I am not good at keeping numbers, so I am not sure how many architects I have walked around with over the years. But I do know that every time I do, I learn something — about what they know that I don’t, and about connections between parts of what makes up a golf course that I did not fully appreciate.
A recent example is a round with Jay Blasi at Poppy Ridge Golf Course in Livermore, California, a course owned by the Northern California Golf Association that he had just finished rerouting completely. I was too busy trying to figure out how to hit the green at the par-3 third hole when Blasi explained how he revealed an infinity edge view of the Livermore Valley by dropping the grade of a pond behind that green.
I cannot recall my first tour with an architect. But I do recall an early one, with New York Met-area architect Stephen Kay back in late 1987, right after I had acquired a monthly column on design for Golfweek. We met in Westchester County, toured two of his projects there, then raced across to Long Island, where we ended up at Seawane Club in the Five Towns, on the southwest corner of Nassau County. It was a course I thought I knew well from my teenage caddie days in the area, but Kay’s enthusiasm proved overwhelming, especially at the short par-4 fourth hole, with a diagonal drive across an intruding canal. The way he explained the hole and the import of its central fairway bunker was my first serious study into the art of the “drivable” par 4.

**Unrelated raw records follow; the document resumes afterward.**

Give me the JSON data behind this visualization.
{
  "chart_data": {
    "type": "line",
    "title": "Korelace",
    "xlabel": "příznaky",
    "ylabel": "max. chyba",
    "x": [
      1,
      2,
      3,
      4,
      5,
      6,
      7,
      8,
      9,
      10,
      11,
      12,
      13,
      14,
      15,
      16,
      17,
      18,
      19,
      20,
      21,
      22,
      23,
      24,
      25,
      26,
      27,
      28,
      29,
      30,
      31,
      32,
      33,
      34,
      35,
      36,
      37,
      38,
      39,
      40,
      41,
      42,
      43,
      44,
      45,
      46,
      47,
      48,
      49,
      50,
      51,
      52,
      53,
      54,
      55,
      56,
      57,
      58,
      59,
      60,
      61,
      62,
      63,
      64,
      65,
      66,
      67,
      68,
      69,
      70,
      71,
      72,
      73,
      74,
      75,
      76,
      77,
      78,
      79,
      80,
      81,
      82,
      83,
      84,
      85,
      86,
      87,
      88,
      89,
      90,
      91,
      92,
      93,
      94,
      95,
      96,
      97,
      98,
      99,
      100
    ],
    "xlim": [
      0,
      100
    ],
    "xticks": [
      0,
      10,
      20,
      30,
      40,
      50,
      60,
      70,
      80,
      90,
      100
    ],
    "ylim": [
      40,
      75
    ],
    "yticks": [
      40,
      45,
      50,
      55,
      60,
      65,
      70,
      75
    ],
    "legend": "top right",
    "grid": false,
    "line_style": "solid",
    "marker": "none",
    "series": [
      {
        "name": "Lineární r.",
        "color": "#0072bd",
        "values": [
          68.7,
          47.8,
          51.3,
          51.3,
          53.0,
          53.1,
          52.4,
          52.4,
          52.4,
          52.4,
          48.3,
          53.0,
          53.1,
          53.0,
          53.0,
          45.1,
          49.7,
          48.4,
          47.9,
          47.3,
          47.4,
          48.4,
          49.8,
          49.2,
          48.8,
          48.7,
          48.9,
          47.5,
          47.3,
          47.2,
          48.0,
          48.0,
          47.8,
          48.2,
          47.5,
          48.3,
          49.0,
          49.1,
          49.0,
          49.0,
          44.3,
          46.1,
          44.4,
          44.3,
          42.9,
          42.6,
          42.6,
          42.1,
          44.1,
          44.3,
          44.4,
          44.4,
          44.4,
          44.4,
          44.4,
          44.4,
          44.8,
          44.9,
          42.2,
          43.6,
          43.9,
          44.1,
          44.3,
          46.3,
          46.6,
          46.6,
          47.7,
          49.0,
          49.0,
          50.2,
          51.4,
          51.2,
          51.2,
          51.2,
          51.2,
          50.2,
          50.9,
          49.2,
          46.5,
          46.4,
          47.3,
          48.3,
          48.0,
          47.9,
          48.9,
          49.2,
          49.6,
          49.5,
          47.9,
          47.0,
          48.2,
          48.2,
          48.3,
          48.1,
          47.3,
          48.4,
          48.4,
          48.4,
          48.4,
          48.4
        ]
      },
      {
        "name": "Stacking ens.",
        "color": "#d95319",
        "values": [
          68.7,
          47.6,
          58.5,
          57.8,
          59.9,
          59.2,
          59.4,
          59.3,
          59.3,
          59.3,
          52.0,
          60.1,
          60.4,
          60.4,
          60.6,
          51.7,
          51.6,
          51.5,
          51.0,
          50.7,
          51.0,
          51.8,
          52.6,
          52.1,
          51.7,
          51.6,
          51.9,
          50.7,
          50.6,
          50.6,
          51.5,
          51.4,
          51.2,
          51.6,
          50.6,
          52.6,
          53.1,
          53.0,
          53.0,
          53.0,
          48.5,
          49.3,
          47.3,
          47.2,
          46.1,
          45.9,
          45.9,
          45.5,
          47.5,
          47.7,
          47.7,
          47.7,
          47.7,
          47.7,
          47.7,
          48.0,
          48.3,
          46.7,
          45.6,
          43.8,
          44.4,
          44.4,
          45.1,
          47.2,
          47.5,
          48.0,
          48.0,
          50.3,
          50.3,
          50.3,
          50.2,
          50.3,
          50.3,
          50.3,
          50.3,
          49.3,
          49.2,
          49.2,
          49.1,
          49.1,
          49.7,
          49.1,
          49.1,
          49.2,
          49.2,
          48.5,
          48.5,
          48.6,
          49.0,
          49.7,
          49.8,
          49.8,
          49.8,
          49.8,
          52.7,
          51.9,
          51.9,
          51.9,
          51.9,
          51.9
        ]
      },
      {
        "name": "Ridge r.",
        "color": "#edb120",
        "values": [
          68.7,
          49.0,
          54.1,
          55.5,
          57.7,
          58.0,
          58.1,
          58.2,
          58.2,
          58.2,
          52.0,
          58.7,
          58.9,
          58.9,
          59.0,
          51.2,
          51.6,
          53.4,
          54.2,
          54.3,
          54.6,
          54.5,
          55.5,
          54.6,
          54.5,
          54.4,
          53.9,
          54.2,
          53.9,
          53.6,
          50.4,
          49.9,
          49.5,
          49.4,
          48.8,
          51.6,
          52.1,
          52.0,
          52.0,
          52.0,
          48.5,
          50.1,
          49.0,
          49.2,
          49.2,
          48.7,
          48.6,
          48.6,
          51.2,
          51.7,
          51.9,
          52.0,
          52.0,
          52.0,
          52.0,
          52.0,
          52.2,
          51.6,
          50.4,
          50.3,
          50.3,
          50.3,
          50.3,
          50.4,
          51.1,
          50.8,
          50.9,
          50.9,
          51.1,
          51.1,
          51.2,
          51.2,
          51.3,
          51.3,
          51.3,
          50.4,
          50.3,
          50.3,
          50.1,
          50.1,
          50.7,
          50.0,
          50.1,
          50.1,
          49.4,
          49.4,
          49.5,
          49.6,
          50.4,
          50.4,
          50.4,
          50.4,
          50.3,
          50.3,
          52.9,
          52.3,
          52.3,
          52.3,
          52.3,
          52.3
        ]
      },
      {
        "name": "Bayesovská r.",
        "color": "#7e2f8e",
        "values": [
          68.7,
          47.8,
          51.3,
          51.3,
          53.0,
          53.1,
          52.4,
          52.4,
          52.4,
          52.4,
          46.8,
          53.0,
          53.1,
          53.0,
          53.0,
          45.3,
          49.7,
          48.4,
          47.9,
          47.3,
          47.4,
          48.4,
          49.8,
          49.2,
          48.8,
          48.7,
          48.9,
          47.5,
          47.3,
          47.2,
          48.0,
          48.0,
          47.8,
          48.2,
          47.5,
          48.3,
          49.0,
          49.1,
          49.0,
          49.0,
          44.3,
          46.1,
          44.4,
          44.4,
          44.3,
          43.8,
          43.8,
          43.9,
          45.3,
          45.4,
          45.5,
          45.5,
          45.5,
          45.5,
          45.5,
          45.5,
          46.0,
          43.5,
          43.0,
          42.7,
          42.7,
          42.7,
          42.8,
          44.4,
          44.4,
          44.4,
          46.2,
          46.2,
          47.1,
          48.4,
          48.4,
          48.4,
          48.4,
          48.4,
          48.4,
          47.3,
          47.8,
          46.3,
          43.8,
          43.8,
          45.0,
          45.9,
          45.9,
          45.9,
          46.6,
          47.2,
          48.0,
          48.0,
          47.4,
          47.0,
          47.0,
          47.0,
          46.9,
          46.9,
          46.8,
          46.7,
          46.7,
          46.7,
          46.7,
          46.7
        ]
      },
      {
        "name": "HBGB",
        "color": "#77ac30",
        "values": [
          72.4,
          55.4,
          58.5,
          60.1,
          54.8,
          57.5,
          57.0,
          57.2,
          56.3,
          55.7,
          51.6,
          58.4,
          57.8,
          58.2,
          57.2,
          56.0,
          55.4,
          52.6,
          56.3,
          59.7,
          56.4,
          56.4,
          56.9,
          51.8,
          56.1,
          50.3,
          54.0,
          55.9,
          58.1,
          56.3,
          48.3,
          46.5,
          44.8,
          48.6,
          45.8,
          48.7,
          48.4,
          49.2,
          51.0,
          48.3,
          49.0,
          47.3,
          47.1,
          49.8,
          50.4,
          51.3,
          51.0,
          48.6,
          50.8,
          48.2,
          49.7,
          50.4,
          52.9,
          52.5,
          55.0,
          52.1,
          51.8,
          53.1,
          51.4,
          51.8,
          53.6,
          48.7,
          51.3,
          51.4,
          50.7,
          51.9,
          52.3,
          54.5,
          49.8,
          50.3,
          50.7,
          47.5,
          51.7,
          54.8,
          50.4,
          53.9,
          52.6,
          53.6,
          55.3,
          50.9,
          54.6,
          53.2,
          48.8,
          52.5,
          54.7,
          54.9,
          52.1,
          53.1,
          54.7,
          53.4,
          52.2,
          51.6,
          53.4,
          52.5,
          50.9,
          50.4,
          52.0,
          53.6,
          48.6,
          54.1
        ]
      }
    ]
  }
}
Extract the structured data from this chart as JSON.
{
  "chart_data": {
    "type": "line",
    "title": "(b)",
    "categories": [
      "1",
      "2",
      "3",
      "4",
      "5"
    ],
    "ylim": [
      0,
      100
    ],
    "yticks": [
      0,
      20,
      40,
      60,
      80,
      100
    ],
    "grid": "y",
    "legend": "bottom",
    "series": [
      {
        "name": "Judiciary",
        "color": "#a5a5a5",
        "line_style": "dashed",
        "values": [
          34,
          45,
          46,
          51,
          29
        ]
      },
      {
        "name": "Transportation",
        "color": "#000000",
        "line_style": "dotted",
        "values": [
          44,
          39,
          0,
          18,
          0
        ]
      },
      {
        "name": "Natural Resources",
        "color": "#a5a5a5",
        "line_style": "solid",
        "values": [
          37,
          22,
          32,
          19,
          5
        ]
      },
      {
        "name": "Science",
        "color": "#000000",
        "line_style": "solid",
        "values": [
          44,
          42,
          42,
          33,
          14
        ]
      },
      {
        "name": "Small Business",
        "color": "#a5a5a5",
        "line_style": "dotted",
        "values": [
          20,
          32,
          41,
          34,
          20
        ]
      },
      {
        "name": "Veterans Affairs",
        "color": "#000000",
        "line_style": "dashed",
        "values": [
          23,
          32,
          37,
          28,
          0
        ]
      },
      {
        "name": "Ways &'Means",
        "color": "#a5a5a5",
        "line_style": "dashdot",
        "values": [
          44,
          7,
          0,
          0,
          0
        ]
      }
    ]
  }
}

For all I had read and studied, nothing quite prepared me for meeting Pete Dye on site for the first time. It came at Kiawah Island, South Carolina, soon after Hurricane Hugo had devastated a site that Dye was getting ready for the 1991 Ryder Cup. Sand flying everywhere, massive earth-moving equipment, everybody stripped down to short pants and a T-shirt (if that), and here was the diminutive fellow in beige slacks and a white polo shirt directing the whole show with complete confidence — and in a jumble of half-mumbled phrases, not a complete sentence among them, completely clear in his head what he wanted of the crew.
At Dye’s suggestion, I accompanied him to a meeting with local regulatory authorities. There, I witnessed a master class in explanatory gymnastics as Dye ran circles around these local engineers trying to pin him down. If there was any reference to plans on paper, it hardly seemed to matter. The whole course existed in Dye’s head and it was simply a matter of him finding a way to convert those visions into three-dimensional reality. The amazing thing was the language he used — an extreme variant of colloquial English that only his crew could understand.
Among the skills I have come to admire among truly inventive architects is that of routing — or re-routing. Among the best of these is Bill Coore, longtime partner of Ben Crenshaw and someone with whom I have bushwacked through various thickets in search of workable holes. Coore is like a master scout, noting high points, long lead lines and small hollows, and mapping them in his mind or on a crumpled piece of paper that is miraculously converted into a full routing plan. How he sees the land and can connect the dots is a remarkable skill.
Coore spoke about it years ago at a meeting of architecture gurus who converged upon Sand Hills, Nebraska, one spring to celebrate what that landmark course has meant to the craft. We found lots of holes, he said. Over 130 of them. The key was to connect them in a walkable way so that the golf course made sense as a unified composition. I paraphrase, but you get the point.
In walking a course with club members or green committees I will often be the talkative one. But as soon as an architect joins the group I quiet down and listen. Their understanding of the connections between drainage, strategy, turfgrass and construction methods for bunkers and greens requires a comprehensive view of the trade. It’s one thing to consider playing strategy or the degree of skill difference between a back tee play and a front tee golfer. But if you really want to go deep in the weeds on the craft, ask to see a bid document with its budgetary spreadsheet. Or read through the 50- to 100-page spec sheet that attends each project as the architect of record indicates construction methodology, work sequences and conditions of approval for phased payment. That’s when your eyes will get blurry and you’ll marvel, as I always do, at the aptitude required to be a real golf course architect.